Company-Specific Setup:

  • Ford had reorganized into three segments (Ford Blue, Model e, Ford Pro) in March 2022
  • F-150 Lightning production was ramping at the Rouge Electric Vehicle Center
  • Q1 2023 earnings showed Ford Pro as the profit engine; Model e losing ~$60K per vehicle
  • Stock had ranged between $11–$13 for most of early 2023
  • Dividend yield around 5%, attracting income investors
  • Jim Farley publicly committed to $50B+ in EV investment through 2026

Sector Momentum:

  • Tesla had slashed prices multiple times in early 2023, sparking an EV price war
  • Rivian and Lucid struggling with production scaling
  • GM's Ultium platform facing its own delays
  • Legacy automakers broadly seen as "catching up" in EV transition
  • Auto sector trading at low multiples vs. tech, creating perceived value

Sentiment:

  • Bullish on Ford's "best of both worlds" thesis: EV growth with ICE cash flow
  • UAW contract expiration (September 14) was known but labor risk underappreciated
  • Analyst consensus was cautiously optimistic, with price targets in the $14–$16 range
  • Retail investor favorite: Ford consistently ranked among the top-held stocks on Robinhood

Thesis Formation

A trader entering Ford in early June might have seen an attractive setup: a legacy automaker successfully pivoting to EVs, a strong commercial business in Ford Pro, a stock trading below $13 despite improving sentiment, and a 5% dividend yield as a floor. The F-150 Lightning was generating genuine consumer excitement, and Ford's transparent segment reporting made it easier to value the EV business separately.

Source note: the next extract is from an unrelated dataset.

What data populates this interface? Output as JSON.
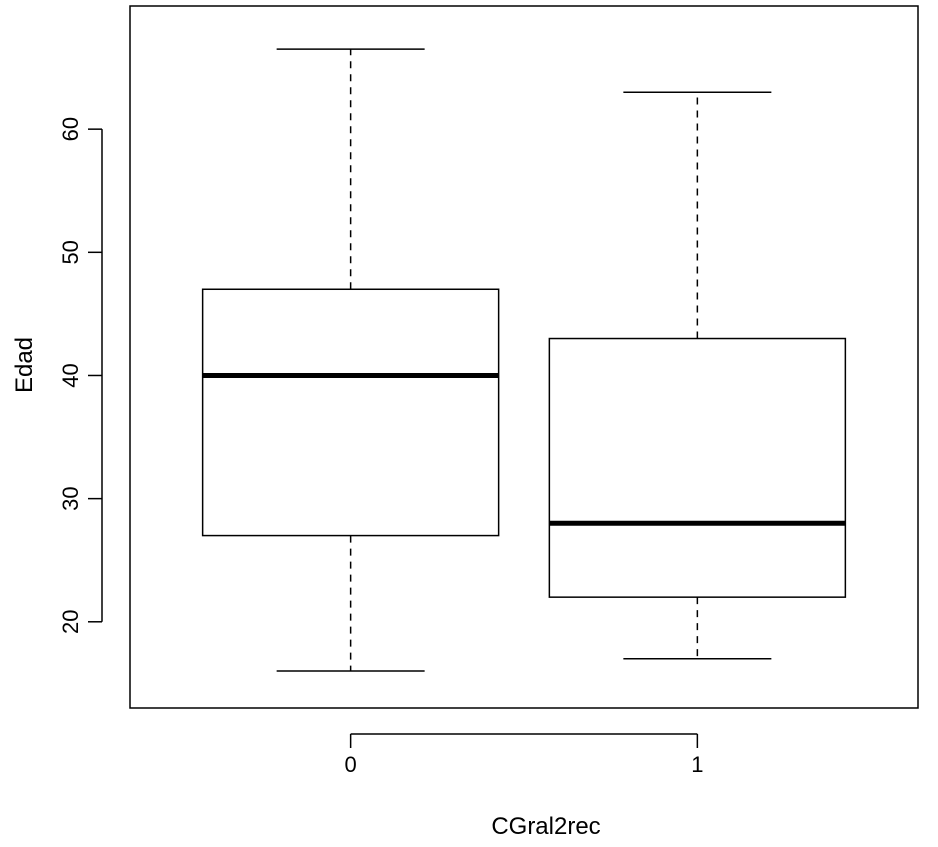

The contrarian concern was hiding in plain sight. Ford's Model e division was losing approximately $60,000 per vehicle—a staggering figure that management hand-waved as "investment spending." Tesla's price cuts were compressing EV margins industry-wide. And the UAW contract expiration was three months away, with union president Shawn Fain publicly telegraphing an aggressive stance. Buying here meant betting that EV scale would arrive before costs overwhelmed the story, and that labor peace could be maintained without margin-destroying concessions.